Read below to find out more about the history of the televised speech!

On Sunday 5th April 2020, Queen Elizabeth II will (for just the fourth time in her 66 year reign) use that most powerful of weapons hidden under her illustrious royal crown; the televised address. These short speeches are designed to encourage unity, patriotism and comfort during times of national importance.
The first of these addresses came in 1991, close to 40 years into her reign. The speech, just forty seconds in length, acknowledged the efforts of the armed forces, who were at that time fighting Saddam Hussain’s Iraqi forces during the First Gulf War. Unlike the subsequent war in the gulf 12 years later, this one was pretty justified. Iraq had invaded Kuwait because it claimed to received just $9billion of a $10billion compensation package over oil. Two days later, the small gulf nation of Kuwait had fallen to Iraq’s one million strong army. This triggered an alliance of 35 nations to join the fight against and ultimately defeat Saddam Hussain.
“I hope that we can unite in praying that their success will be as swift as it is certain.”
The second address in 1997 was a mixture of the usual unity, patriotism and comfort but this time with added self preservation. Talking against a backdrop of Victoria memorial teeming with mourners, the Queen tried desperately to repair the damage done to her own reputation and that of the monarchy as a whole.
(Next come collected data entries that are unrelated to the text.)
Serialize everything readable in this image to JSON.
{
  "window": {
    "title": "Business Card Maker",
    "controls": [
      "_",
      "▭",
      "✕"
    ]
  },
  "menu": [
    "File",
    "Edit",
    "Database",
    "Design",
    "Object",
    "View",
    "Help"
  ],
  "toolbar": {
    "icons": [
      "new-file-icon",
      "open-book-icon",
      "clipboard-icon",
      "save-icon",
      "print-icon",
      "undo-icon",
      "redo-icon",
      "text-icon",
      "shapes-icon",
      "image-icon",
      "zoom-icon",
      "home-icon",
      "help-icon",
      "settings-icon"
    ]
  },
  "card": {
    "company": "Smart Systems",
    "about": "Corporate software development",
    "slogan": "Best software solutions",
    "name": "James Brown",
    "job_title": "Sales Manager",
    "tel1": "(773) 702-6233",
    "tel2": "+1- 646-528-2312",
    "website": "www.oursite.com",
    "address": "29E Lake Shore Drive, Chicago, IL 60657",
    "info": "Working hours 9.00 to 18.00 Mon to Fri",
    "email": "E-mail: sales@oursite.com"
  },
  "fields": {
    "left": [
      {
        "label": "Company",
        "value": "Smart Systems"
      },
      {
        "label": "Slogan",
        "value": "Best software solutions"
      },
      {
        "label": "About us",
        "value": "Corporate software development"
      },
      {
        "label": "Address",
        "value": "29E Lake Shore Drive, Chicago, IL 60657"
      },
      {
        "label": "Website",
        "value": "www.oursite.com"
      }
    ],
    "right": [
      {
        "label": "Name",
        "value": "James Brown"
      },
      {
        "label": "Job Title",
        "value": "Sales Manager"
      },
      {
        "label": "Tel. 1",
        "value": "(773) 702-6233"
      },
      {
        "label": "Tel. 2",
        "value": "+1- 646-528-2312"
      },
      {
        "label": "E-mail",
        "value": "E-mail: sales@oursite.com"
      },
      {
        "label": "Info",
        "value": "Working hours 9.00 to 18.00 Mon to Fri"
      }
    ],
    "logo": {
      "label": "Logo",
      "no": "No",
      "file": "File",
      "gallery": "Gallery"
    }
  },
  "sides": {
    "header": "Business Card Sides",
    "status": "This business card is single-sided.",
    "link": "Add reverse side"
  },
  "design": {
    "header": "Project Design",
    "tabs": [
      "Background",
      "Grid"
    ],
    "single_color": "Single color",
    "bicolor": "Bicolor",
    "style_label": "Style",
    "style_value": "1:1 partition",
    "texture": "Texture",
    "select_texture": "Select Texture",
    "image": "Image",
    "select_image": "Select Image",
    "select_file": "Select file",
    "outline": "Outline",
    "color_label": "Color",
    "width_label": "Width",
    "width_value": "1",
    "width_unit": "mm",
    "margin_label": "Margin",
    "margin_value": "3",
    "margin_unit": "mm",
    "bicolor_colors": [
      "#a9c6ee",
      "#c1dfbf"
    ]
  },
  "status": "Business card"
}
In the days following Diana’s death, the Queen chose to stay at Balmoral Castle in Aberdeenshire with her two grandsons, both of which had lost their mother. As the outpouring of grief increased exponentially around the globe, the silence from Balmoral was fast becoming deafening. The papers and the public soon turned against the monarch’s (lack of) response and, saving herself from a French guillotine-style revolution, she took to the camera to help salvage her reputation.
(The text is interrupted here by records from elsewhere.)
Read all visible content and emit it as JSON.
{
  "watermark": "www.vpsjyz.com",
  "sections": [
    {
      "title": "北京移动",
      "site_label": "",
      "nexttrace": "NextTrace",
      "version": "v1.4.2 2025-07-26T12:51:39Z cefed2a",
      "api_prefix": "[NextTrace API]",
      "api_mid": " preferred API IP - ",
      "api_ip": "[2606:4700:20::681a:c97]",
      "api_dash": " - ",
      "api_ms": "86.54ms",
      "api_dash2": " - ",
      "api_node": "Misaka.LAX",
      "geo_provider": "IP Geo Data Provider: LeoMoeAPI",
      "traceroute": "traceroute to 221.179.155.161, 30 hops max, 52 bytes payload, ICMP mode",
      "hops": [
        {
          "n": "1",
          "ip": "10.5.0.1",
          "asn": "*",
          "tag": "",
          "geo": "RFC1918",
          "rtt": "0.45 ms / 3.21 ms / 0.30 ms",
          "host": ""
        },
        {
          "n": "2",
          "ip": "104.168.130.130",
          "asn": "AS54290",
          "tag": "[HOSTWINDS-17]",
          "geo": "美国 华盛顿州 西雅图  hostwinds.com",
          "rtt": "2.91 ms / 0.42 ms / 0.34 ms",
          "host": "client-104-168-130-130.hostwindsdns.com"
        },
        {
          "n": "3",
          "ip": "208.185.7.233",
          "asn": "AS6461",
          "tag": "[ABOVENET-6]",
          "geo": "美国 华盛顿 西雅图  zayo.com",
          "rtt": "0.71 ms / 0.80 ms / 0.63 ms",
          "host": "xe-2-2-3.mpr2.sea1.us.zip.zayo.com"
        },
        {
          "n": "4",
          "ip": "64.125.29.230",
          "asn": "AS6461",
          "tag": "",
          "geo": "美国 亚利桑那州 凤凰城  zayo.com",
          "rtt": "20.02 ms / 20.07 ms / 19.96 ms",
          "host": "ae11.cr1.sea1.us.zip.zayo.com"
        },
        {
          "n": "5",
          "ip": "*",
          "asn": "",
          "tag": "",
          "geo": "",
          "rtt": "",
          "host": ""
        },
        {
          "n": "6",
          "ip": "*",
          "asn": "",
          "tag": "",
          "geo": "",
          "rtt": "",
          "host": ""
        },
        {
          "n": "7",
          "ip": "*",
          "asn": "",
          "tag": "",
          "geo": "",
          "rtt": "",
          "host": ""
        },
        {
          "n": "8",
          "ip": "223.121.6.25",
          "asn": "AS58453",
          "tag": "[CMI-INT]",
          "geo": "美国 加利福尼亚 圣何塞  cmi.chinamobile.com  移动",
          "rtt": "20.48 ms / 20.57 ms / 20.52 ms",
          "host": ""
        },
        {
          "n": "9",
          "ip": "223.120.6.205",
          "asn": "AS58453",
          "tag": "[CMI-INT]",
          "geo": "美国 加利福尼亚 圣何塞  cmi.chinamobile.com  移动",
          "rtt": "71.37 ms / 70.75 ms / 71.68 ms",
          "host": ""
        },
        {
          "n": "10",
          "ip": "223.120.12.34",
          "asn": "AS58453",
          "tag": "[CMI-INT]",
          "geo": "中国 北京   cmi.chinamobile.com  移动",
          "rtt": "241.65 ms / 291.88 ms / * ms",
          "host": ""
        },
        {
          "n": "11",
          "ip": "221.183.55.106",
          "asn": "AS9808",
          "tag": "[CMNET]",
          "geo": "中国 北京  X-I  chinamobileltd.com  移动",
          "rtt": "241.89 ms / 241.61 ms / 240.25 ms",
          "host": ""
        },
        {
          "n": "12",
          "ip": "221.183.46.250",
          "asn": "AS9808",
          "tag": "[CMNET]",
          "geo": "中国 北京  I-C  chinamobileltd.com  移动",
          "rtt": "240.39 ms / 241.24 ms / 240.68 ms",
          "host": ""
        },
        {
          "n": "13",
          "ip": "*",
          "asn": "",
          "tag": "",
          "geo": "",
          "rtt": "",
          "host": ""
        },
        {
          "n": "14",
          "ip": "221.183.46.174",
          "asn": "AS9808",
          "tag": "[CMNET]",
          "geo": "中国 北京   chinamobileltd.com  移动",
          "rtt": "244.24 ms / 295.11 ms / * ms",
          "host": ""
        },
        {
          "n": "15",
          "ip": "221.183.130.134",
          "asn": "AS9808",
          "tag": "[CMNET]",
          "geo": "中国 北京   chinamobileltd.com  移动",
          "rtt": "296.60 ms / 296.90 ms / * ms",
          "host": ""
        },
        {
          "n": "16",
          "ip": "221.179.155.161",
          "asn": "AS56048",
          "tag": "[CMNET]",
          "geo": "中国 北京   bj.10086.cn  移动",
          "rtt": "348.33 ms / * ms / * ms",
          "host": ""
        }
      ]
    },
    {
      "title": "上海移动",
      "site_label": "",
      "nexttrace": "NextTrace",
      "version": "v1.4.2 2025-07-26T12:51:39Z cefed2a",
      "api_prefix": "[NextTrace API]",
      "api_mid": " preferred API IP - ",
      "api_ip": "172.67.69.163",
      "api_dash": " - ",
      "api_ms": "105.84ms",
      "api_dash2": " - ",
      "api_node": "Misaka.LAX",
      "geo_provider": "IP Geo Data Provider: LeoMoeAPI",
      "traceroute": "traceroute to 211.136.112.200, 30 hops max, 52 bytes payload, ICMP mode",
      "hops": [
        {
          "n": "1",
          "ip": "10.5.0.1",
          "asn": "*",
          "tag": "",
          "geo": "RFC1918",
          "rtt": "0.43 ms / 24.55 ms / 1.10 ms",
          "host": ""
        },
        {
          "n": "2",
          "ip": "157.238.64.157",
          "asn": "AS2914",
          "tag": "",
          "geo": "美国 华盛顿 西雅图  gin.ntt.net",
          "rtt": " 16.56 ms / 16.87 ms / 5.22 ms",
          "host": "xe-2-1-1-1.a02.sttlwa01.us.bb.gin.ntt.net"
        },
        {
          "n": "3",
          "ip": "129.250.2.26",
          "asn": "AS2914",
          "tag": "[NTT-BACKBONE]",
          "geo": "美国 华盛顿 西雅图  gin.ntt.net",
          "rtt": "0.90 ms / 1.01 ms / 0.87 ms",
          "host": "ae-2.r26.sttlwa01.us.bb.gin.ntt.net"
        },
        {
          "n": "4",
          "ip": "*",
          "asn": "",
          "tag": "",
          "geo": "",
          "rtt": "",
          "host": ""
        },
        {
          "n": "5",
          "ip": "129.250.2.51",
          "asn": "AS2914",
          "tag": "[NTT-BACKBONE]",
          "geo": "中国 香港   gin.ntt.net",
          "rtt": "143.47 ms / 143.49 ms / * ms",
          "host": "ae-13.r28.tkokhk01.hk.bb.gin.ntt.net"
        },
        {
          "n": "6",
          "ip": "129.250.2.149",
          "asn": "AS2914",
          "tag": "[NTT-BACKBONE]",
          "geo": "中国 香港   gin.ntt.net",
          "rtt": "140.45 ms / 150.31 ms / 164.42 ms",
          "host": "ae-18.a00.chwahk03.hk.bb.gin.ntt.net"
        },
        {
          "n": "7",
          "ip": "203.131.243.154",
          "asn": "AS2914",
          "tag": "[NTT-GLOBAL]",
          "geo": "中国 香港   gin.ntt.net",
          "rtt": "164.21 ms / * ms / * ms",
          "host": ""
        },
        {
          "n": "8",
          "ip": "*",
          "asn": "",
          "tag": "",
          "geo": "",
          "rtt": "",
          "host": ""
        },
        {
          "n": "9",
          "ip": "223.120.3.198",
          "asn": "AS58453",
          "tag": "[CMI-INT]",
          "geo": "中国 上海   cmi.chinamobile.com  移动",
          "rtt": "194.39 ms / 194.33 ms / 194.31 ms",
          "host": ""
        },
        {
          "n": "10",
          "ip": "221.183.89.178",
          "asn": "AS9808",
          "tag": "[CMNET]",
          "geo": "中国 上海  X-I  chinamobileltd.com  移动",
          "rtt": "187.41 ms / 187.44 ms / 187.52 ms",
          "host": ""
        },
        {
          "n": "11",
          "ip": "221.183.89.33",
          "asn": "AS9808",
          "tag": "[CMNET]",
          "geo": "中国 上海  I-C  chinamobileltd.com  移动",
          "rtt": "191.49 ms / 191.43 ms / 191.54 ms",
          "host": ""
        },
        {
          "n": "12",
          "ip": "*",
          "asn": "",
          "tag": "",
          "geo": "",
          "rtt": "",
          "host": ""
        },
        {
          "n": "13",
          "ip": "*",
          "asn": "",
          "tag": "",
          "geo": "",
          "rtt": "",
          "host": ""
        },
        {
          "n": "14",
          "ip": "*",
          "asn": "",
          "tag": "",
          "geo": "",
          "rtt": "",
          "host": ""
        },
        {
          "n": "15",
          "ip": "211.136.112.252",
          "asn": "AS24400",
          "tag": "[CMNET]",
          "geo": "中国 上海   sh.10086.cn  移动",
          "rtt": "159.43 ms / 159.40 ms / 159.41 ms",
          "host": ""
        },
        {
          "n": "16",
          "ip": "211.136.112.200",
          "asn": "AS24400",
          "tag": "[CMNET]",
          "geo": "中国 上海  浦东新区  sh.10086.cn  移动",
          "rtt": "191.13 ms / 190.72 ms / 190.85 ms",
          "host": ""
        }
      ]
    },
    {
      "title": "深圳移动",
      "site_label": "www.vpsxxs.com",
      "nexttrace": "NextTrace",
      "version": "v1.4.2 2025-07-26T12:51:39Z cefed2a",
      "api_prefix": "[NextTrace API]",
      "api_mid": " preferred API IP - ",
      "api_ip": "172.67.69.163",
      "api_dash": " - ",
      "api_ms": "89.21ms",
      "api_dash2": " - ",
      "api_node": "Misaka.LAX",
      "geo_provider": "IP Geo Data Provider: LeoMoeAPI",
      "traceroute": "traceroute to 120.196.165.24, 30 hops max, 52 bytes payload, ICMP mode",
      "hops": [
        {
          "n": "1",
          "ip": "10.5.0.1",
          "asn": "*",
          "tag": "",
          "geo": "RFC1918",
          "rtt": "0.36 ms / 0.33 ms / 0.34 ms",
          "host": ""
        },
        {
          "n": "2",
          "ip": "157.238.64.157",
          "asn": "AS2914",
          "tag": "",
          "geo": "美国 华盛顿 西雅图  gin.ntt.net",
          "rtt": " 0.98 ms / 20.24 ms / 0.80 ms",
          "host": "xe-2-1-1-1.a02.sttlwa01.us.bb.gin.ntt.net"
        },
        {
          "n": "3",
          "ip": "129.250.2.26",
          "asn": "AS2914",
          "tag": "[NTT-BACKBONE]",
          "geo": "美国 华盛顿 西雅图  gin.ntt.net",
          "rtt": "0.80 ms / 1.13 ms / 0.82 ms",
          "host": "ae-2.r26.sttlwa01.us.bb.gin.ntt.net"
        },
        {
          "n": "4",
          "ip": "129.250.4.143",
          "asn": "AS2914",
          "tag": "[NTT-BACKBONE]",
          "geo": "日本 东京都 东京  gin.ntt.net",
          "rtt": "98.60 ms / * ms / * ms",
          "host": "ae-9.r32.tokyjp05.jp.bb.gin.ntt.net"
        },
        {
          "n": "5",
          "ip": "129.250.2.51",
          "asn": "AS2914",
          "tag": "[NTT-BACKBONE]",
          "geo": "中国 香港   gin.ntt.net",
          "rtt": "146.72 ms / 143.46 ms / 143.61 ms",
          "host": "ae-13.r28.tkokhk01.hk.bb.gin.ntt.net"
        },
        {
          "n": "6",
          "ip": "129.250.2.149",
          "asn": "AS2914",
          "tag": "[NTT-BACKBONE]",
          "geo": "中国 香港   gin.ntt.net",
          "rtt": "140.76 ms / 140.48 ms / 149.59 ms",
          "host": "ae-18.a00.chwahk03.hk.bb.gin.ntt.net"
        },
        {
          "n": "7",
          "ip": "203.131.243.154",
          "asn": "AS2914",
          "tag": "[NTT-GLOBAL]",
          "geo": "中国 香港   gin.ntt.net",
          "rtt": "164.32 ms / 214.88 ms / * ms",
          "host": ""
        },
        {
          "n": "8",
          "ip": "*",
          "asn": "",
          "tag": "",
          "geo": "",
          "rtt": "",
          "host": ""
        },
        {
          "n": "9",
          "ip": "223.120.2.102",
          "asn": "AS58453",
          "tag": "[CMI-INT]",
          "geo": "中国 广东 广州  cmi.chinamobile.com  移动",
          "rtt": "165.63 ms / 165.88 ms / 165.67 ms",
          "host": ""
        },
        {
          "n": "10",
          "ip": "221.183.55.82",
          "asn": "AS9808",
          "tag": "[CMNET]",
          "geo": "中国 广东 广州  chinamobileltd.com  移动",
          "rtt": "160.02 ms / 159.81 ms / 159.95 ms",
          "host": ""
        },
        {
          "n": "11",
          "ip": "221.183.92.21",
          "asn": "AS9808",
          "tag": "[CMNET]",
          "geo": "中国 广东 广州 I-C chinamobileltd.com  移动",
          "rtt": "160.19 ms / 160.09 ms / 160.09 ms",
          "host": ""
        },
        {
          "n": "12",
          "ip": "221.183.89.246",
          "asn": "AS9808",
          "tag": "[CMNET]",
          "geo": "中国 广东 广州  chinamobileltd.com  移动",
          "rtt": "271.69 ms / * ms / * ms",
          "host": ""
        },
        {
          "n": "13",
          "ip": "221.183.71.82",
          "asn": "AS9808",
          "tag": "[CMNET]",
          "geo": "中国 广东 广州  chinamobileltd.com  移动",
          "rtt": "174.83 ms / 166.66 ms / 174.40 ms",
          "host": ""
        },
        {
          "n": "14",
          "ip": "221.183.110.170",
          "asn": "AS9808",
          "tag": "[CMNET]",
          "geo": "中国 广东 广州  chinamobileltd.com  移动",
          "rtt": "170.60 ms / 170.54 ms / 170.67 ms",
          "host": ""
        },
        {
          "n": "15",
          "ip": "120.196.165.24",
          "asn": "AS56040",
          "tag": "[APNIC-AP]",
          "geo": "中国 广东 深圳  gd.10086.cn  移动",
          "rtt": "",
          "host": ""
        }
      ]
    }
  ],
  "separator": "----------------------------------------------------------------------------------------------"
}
“So what I say to you now, as your Queen and as a grand-mother, I say from my heart… I want to pay tribute to Diana myself.”
Just five years later, The Queen again found herself addressing the nation following the death of a family member. In 2002, Queen Elizabeth The Queen Mother died at the age of 101. Born during the reign of Queen Victoria, she was a young adult when the Titanic sank, lived through two World Wars, married a Prince who should never have been King and gave birth to a daughter who would live to be the longest reigning monarch in British history. Despite all this, her crowning achievement is undoubtedly being mother to the ultimate party Princess, Margaret Countess of Snowdon. Not a bad innings.
“I hope that sadness will blend with a greater sense of thanksgiving, not just for her life, but for the times in which she lived. A century for this country and the Commonwealth, not without its trials sorrows but also one of extraordinary progress, full of examples of courage and service as well as fun and laughter.”
Long live this dated, elitist, undemocratic form of British quirkiness envied the world over.